Tours and Tips
Having most recently toured Gettysburg College in 2003, I was pleased last week to spend some time on campus. I chatted with content students who spoke of committed, passionate professors and classes with only a handful of kids. If you have to translate Latin poetry in front of your classmates, nine other students rather than 90 is certainly my preference a Classics major pointed out. As always, I enjoyed checking out the student union, dorms, athletic facilities, and labs. Gettysburg has students from 40 states and 60 countries, all students live on campus, 24 division III sports teams, and support for students with learning differences or executive functioning issues. In short, a great place to live and learn for four years.
But my essay this week isn’t about Gettysburg College specifically—awesome!--or the value of a liberal arts education in general—extraordinary! I’m just mentioning that visiting an average of one campus each month for 40 years totals hundreds of tours. I have been pleased to connect with colleagues, attend information sessions, chat with students and spend time on campuses over the decades. I have also attended upwards of 40 conferences in which admissions personnel from every college you can name discussed essay topics. My favorite sound bite is from Harry Bauld who taught me that “there are no bad topics--although there are bad essays.” But I also loved “I do not want to read 500 words about your first kiss” from the admissions director of a competitive school—and the father or five girls.
So, given my hard-won insight into college admissions, how should I handle the following statement from a client, a senior in high school? “I know you’ve met with a lot of admissions people about essays, but a friend of mine spoke to a first-year student at Northwestern, and she said I should write about my activities rather than just telling a story.”
In my professional judgment, writing about your activities is a bad plan. There’s an entire section on the Common Application in which students can describe their activities, their positions of leadership, even the number of hours involved. There’s no reason to put into prose that which is listed elsewhere.

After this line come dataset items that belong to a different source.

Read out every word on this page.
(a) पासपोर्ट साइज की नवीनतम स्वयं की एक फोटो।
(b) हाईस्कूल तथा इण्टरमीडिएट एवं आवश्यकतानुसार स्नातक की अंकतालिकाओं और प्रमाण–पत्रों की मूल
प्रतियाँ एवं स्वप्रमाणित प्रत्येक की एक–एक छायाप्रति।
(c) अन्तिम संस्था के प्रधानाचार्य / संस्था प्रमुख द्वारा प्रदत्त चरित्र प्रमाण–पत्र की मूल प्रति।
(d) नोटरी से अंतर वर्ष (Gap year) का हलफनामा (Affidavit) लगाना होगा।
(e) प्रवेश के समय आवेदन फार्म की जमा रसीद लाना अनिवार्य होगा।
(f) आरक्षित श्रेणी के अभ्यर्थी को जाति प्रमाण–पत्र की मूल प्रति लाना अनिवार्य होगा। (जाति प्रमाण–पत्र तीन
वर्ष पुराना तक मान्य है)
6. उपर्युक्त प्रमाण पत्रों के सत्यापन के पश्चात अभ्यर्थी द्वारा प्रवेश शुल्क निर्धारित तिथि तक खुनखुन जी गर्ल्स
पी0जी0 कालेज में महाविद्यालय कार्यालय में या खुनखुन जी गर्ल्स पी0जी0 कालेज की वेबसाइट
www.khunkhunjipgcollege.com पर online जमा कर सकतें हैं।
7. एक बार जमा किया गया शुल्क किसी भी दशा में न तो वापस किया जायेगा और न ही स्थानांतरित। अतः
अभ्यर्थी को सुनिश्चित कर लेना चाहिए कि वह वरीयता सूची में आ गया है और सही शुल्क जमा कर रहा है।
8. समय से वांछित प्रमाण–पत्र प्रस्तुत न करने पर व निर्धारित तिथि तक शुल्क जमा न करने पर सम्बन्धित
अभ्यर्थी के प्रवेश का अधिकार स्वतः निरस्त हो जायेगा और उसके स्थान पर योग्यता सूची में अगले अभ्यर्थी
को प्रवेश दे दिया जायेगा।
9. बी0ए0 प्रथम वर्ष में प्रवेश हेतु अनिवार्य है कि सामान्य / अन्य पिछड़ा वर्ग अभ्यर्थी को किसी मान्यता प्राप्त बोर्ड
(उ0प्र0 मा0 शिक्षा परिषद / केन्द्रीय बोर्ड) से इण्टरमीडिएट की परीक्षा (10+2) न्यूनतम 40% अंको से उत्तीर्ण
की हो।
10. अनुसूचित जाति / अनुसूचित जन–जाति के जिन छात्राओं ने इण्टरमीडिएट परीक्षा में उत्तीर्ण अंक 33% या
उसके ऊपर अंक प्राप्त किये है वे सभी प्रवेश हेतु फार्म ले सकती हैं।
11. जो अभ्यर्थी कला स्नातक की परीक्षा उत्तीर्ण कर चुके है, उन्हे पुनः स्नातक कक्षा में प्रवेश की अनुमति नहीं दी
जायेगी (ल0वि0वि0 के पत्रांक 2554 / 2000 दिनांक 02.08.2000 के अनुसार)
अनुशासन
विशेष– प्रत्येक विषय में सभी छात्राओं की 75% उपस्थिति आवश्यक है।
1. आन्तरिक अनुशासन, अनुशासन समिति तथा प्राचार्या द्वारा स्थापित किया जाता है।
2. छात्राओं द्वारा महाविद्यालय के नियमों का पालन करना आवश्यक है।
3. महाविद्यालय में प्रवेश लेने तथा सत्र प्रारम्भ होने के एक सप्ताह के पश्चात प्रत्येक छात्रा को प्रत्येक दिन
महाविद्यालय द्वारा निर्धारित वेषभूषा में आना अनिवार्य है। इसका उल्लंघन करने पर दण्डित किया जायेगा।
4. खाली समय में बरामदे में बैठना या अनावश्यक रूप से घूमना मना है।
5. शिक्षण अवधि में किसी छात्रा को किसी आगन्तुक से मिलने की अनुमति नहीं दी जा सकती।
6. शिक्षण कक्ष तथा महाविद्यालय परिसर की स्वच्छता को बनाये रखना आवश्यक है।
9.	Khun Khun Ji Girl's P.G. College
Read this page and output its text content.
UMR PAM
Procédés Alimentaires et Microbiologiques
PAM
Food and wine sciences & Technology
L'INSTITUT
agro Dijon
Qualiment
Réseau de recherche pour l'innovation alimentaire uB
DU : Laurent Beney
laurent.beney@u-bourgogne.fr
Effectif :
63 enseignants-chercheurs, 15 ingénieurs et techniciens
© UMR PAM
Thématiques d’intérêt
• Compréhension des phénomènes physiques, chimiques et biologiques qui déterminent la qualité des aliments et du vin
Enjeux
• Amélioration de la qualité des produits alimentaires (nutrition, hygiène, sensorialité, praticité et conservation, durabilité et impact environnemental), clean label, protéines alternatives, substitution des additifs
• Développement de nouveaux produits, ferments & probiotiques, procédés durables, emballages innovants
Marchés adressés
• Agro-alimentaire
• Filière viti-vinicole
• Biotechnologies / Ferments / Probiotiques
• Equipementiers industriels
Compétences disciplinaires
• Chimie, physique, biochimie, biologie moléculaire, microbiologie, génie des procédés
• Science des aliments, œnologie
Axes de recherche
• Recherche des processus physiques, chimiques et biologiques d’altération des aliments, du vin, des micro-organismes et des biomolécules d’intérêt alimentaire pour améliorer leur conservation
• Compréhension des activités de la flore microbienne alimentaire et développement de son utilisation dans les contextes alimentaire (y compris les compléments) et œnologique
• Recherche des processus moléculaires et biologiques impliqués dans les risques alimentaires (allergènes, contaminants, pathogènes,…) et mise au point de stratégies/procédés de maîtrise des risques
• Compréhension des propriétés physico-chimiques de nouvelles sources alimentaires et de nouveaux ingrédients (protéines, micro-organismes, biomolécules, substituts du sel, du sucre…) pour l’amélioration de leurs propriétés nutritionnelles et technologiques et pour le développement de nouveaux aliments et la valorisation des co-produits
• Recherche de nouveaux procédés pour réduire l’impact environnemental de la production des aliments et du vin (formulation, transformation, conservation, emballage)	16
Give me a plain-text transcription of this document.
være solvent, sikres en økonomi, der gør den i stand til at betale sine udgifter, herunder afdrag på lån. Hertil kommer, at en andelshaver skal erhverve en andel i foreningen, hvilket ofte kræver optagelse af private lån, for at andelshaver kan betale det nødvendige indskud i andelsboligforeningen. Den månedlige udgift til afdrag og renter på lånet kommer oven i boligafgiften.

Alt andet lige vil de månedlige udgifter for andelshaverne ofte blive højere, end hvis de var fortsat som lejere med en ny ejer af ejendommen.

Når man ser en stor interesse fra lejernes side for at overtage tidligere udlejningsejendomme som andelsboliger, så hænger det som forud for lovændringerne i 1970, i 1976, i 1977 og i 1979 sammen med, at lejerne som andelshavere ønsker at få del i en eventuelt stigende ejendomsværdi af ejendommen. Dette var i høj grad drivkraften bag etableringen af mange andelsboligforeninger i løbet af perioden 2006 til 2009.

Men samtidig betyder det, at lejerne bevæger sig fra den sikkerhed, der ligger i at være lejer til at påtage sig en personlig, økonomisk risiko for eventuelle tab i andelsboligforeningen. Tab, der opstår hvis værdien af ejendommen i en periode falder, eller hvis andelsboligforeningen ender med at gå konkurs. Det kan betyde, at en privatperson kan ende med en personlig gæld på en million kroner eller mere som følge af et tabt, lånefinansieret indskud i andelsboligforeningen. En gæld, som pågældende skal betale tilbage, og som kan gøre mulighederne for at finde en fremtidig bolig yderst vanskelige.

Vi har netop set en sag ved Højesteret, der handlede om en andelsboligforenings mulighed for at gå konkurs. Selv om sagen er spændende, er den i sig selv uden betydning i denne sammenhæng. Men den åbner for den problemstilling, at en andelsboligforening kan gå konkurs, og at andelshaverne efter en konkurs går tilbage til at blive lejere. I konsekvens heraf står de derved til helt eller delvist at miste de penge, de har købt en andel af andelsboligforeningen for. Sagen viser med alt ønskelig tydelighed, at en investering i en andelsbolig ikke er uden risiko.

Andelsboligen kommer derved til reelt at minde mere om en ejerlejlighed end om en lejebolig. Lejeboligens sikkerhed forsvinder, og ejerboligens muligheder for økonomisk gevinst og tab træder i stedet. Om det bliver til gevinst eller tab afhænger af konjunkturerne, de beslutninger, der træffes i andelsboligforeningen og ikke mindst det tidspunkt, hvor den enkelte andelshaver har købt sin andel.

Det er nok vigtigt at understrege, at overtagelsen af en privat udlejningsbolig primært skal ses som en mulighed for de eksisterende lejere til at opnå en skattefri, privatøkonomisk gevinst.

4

But my point this week is not about admissions essays. I want to address the fact that my client gives more credence to a random 19-year-old than she does to me.
My feelings aren’t hurt. I’m just concerned. Because what if the topic weren’t admissions essays but drinking and driving or unprotected physical intimacy, or whether to try methamphetamine?
Your kids have to trust you more; your kids have to value your opinion more; your kids have to believe in you and believe you more than they consider the (inept, harmful, vacuous) judgments of their ill-informed peers.
How do we allow our children to grow up with respect for us and our values?
One plan is “the beatings will continue until morale improves.” The kids will do as I say if they want to continue living indoors. As it happens, forcing kids to eat their vegetables and do their math homework typically works until just about the age they toddle off to college. “Independence and individuation” I think the psychologists call it. A less pleasant explanation of this method might be: We were teaching the horse not to need food. We fed the horse less and less each day. Just as the horse learned not to eat at all, the animal died of starvation.
The kids get tired of doing what you said, when you said it, because you said it, just when the consequences go from meh—organizing their backpacks—to critical—organizing their lives.
I recommend being on the same team with your kids. “You catch more flies with honey than with vinegar” remains true even though I’m not sure what anybody wants with all those insects. If your kids know that you want what’s best for them for them rather than for you, they are more likely to continue making good decisions even when you can no longer force them to.
I would write more about how to increase the likelihood that your kids continue to value your opinions, but I have to plan more campus visits. After I figure out how to inspire my client write an essay about a topic other than her participation in a bake sale--based on a rumor she heard from another kid she barely knows.